The Bible allows us to distinguish between two kinds of sexual desire, a pure and sinless sexual desire and an impure, sinful one. We can term these yearning and burning. Yearning is a legitimate sexual desire, the desire to explore and experience sexuality with a God-given spouse. Burning is an illegitimate form of sexual desire, the desire to explore and experience sexuality with someone who is not a God-given spouse (or, alternatively, to experience inappropriate or even perverse forms of sexuality with a God-given spouse). Sexual desire is at the heart of both, but yearning is the desire experienced in a pure way while burning is the desire experienced in a sinful way.

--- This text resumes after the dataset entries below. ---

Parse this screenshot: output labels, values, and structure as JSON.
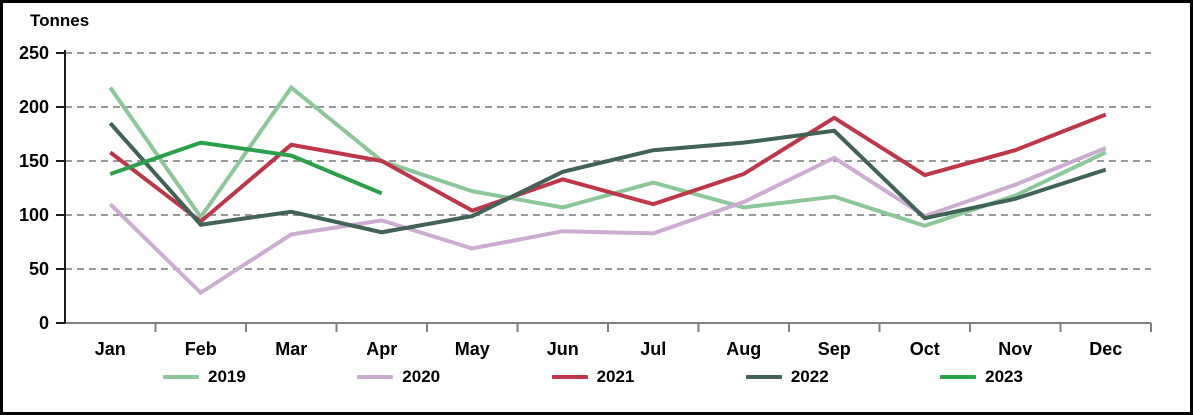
{
  "chart_data": {
    "type": "line",
    "title": "Tonnes",
    "ylabel": "Tonnes",
    "xlabel": "",
    "ylim": [
      0,
      250
    ],
    "yticks": [
      0,
      50,
      100,
      150,
      200,
      250
    ],
    "grid": "horizontal-dashed",
    "legend_position": "bottom",
    "categories": [
      "Jan",
      "Feb",
      "Mar",
      "Apr",
      "May",
      "Jun",
      "Jul",
      "Aug",
      "Sep",
      "Oct",
      "Nov",
      "Dec"
    ],
    "series": [
      {
        "name": "2019",
        "color": "#8CC799",
        "values": [
          218,
          98,
          218,
          150,
          122,
          107,
          130,
          107,
          117,
          90,
          118,
          158
        ]
      },
      {
        "name": "2020",
        "color": "#CCADD1",
        "values": [
          110,
          28,
          82,
          95,
          69,
          85,
          83,
          112,
          153,
          99,
          128,
          162
        ]
      },
      {
        "name": "2021",
        "color": "#BF3649",
        "values": [
          158,
          94,
          165,
          150,
          104,
          133,
          110,
          138,
          190,
          137,
          160,
          193
        ]
      },
      {
        "name": "2022",
        "color": "#406356",
        "values": [
          185,
          91,
          103,
          84,
          99,
          140,
          160,
          167,
          178,
          97,
          115,
          142
        ]
      },
      {
        "name": "2023",
        "color": "#2AA148",
        "values": [
          138,
          167,
          155,
          120,
          null,
          null,
          null,
          null,
          null,
          null,
          null,
          null
        ]
      }
    ],
    "colors": {
      "y_axis": "#1a1a1a",
      "x_axis": "#808080",
      "gridline": "#999999",
      "text": "#000000",
      "background": "#ffffff"
    }
  }
}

Yearning can be experienced by men and women, married and single. It can be prevalent or occasional, minimal or strong. It is the eagerness to respond to sexual desire in a self-controlled, God-honoring way. A husband may find himself lost in a daydream yearning to experience sexual intimacy with his wife. A single woman may find herself yearning for a husband so she can discover and experience sexual pleasure and fulfillment. These are not evil desires. They are natural, human desires. The first compels a husband and wife to enjoy sexual union while the second compels a single man or woman to pursue a husband or wife. For those who do not have a spouse or whose spouse is for some reason unavailable, yearning compels a deeper reliance on God, a deeper trust in his goodness and sufficiency.

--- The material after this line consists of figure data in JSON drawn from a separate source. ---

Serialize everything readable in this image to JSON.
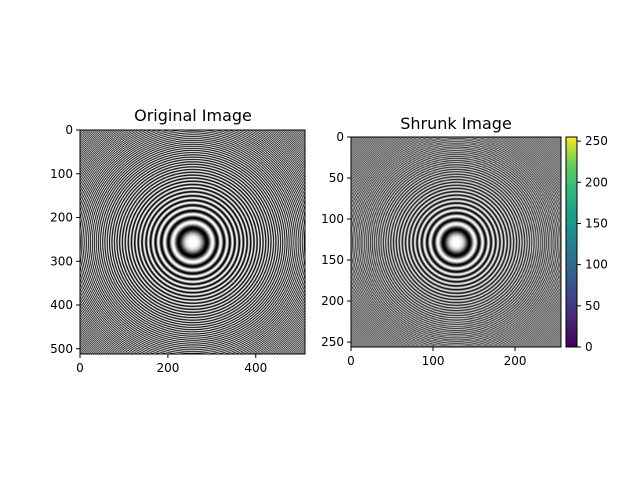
{
  "chart_data": [
    {
      "type": "heatmap",
      "title": "Original Image",
      "image_size": 512,
      "xlim": [
        0,
        512
      ],
      "ylim": [
        512,
        0
      ],
      "xticks": [
        0,
        200,
        400
      ],
      "yticks": [
        0,
        100,
        200,
        300,
        400,
        500
      ],
      "xtick_labels": [
        "0",
        "200",
        "400"
      ],
      "ytick_labels": [
        "0",
        "100",
        "200",
        "300",
        "400",
        "500"
      ],
      "colormap": "gray",
      "pattern": "concentric zone-plate rings"
    },
    {
      "type": "heatmap",
      "title": "Shrunk Image",
      "image_size": 256,
      "xlim": [
        0,
        256
      ],
      "ylim": [
        256,
        0
      ],
      "xticks": [
        0,
        100,
        200
      ],
      "yticks": [
        0,
        50,
        100,
        150,
        200,
        250
      ],
      "xtick_labels": [
        "0",
        "100",
        "200"
      ],
      "ytick_labels": [
        "0",
        "50",
        "100",
        "150",
        "200",
        "250"
      ],
      "colormap": "gray",
      "pattern": "concentric zone-plate rings",
      "colorbar": {
        "colormap": "viridis",
        "range": [
          0,
          255
        ],
        "ticks": [
          0,
          50,
          100,
          150,
          200,
          250
        ],
        "tick_labels": [
          "0",
          "50",
          "100",
          "150",
          "200",
          "250"
        ]
      }
    }
  ]
}
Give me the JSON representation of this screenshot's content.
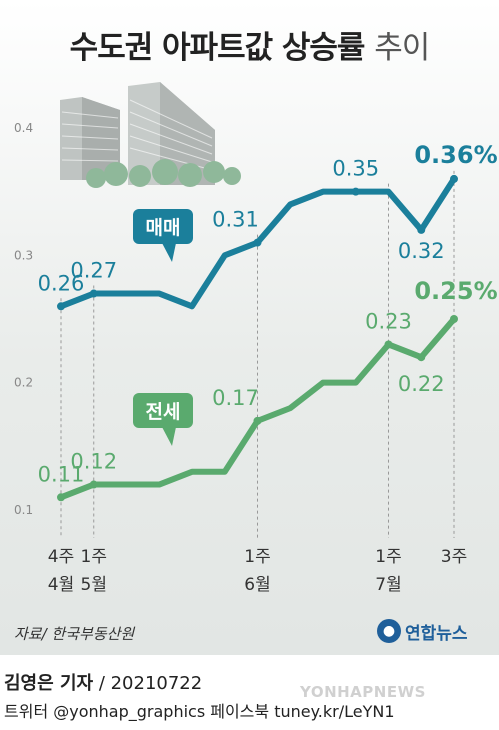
{
  "title": {
    "main": "수도권 아파트값 상승률",
    "sub": "추이"
  },
  "chart_data": {
    "type": "line",
    "ylim": [
      0.1,
      0.4
    ],
    "y_ticks": [
      "0.1",
      "0.2",
      "0.3",
      "0.4"
    ],
    "x_labels": [
      {
        "week": "4주",
        "month": "4월"
      },
      {
        "week": "1주",
        "month": "5월"
      },
      {
        "week": "1주",
        "month": "6월"
      },
      {
        "week": "1주",
        "month": "7월"
      },
      {
        "week": "3주",
        "month": ""
      }
    ],
    "series": [
      {
        "name": "매매",
        "color": "#1b7f9b",
        "values": [
          0.26,
          0.27,
          0.27,
          0.27,
          0.26,
          0.3,
          0.31,
          0.34,
          0.35,
          0.35,
          0.35,
          0.32,
          0.36
        ],
        "labels": [
          "0.26",
          "0.27",
          "",
          "",
          "",
          "",
          "0.31",
          "",
          "",
          "0.35",
          "",
          "0.32",
          "0.36%"
        ]
      },
      {
        "name": "전세",
        "color": "#5aaa6e",
        "values": [
          0.11,
          0.12,
          0.12,
          0.12,
          0.13,
          0.13,
          0.17,
          0.18,
          0.2,
          0.2,
          0.23,
          0.22,
          0.25
        ],
        "labels": [
          "0.11",
          "0.12",
          "",
          "",
          "",
          "",
          "0.17",
          "",
          "",
          "",
          "0.23",
          "0.22",
          "0.25%"
        ]
      }
    ]
  },
  "source": "자료/ 한국부동산원",
  "logo": "연합뉴스",
  "byline": {
    "name": "김영은 기자",
    "date": "/ 20210722"
  },
  "social": "트위터 @yonhap_graphics  페이스북 tuney.kr/LeYN1",
  "watermark": "YONHAPNEWS"
}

Burning can also be experienced by men and women, married and single. It can be prevalent or occasional, minimal or strong. It is the longing to respond to sexual desire in a way that is not self-controlled and not God-honoring. A wife may find herself lost in a daydream, burning to experience sexual intimacy with someone who is not her husband. A single man may find himself burning with lust for a particular woman, objectifying her, idolizing sexual pleasure with her, as if that is his only hope for fulfillment. A married man may even badger and bully his wife to get what he is convinced he needs in that moment. These desires are evil. They are a perversion of God’s gift of sexuality.

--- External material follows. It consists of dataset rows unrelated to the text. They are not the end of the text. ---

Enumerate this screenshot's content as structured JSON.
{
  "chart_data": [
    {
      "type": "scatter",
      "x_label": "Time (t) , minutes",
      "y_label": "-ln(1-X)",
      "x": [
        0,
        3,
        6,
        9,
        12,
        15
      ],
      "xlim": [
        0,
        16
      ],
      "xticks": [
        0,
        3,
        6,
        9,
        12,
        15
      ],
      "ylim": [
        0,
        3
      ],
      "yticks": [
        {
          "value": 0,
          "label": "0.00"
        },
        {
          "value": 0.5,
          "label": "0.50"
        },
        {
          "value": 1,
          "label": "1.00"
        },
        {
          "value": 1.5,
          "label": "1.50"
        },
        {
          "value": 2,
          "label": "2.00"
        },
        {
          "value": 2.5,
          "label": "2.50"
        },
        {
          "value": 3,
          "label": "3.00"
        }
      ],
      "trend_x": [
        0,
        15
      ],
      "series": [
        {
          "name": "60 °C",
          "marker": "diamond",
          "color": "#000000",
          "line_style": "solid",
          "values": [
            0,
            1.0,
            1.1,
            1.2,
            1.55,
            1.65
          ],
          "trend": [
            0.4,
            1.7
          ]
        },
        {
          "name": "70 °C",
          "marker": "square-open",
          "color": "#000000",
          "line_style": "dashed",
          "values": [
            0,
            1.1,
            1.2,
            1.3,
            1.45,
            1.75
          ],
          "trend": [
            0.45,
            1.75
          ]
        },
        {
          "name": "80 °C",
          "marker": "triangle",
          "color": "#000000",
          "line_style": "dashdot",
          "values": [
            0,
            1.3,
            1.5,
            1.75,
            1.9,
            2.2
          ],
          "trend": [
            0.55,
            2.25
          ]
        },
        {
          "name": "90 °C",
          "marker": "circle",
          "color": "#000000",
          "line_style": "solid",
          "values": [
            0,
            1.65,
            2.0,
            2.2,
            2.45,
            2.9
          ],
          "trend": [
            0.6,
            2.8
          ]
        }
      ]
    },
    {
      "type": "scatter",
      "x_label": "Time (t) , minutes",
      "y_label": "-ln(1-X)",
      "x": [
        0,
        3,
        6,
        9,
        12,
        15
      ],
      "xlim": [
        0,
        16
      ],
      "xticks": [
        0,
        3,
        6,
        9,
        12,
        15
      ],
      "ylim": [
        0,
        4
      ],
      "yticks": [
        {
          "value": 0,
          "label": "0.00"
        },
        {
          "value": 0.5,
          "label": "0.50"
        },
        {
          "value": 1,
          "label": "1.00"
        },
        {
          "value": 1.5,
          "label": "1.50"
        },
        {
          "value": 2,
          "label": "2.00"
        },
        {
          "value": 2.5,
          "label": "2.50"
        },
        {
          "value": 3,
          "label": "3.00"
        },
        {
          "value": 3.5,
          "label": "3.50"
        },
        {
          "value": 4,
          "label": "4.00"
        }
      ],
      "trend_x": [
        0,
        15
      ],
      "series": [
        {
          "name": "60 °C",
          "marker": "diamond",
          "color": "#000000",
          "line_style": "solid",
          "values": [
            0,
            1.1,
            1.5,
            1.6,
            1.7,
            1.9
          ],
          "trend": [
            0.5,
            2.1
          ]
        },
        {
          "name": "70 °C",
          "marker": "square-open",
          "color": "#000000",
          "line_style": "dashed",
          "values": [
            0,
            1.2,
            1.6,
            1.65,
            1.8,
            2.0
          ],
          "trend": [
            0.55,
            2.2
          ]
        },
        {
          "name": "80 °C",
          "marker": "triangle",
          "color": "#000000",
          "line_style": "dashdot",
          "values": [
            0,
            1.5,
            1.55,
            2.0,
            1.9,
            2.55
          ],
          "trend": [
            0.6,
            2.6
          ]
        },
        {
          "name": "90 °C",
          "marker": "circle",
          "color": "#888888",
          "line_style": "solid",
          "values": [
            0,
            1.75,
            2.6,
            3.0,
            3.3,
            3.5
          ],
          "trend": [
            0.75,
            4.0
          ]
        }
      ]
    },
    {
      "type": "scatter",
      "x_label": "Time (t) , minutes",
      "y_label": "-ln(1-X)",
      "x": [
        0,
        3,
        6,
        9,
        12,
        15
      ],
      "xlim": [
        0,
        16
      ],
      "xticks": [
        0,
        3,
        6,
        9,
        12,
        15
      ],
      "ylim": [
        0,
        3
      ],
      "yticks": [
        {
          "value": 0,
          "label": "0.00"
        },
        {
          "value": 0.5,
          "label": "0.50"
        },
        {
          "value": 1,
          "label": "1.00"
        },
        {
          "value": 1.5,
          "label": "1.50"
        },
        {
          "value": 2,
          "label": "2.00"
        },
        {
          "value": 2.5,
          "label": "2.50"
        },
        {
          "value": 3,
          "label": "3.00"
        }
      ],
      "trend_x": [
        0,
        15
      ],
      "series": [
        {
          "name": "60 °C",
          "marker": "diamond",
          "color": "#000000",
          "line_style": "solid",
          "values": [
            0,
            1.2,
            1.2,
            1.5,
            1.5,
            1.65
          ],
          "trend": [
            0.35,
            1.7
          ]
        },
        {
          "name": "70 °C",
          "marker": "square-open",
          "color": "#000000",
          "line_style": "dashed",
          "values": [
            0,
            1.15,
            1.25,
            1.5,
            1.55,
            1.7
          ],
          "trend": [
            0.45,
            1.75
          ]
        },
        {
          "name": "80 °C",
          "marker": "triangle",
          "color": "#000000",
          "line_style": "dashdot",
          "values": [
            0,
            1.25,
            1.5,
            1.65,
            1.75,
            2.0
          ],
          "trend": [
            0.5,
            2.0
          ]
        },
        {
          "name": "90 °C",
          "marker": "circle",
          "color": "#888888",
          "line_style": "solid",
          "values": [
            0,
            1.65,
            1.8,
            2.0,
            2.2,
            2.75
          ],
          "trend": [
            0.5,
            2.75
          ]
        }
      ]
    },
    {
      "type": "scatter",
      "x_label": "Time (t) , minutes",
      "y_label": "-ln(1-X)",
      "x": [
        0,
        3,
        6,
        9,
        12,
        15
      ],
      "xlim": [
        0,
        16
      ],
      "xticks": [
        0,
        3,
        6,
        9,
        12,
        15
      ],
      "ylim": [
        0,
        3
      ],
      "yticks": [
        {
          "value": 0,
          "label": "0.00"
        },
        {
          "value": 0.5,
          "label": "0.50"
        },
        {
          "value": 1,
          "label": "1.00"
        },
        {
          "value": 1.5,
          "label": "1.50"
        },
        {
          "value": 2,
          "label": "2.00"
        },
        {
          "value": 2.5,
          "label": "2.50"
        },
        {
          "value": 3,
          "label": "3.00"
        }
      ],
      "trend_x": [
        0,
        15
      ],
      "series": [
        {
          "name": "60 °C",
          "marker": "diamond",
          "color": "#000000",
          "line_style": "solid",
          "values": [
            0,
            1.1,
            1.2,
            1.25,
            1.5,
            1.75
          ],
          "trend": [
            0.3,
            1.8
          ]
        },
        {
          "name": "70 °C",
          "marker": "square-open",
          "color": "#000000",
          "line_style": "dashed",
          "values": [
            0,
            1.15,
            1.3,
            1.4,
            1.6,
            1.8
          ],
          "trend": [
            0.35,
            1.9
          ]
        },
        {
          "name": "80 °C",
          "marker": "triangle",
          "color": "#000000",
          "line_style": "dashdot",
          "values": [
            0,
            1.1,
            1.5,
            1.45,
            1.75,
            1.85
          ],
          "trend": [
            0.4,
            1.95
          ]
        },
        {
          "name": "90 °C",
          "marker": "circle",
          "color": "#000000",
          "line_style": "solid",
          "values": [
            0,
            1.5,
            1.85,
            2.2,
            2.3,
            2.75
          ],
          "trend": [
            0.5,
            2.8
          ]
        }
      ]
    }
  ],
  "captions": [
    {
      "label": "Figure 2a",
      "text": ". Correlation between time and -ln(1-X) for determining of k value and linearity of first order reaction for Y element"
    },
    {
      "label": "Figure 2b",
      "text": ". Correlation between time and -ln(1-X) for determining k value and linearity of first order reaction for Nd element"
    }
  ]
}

I draw the distinction to show that there is a sexual desire that is good and honoring to God. We do not need to feel guilt for this desire or to feel that it is intrinsically wrong. It is a sexual desire that is yielded to the Lord. It is experienced, yet carefully controlled according to the Word of the Lord, channeled to appropriate ends—marriage, intimacy, or reliance upon God. But there is also a sexual desire that is not yielded to the Lord. It is experienced, yet without self-control and heedless to the Word of the Lord, channeled to evil ends. Both can be experienced by married men and women, and both can be experienced by single men and women.
This distinction matters. Owning the difference between yearning and burning allows us to see that not all sexual desire is wrong, even when experienced by someone who does not have a spouse. It allows us to see that not all sexual desire is good, even when experienced by someone who does have a spouse. It allows for sexual desire and even frustration, but without feeding it or being defeated by it. It allows for the desire for sexual nearness and fulfillment even without allowing that desire to degrade into sin.
Burning is desire perverted and unrestrained. Yearning is desire surrendered.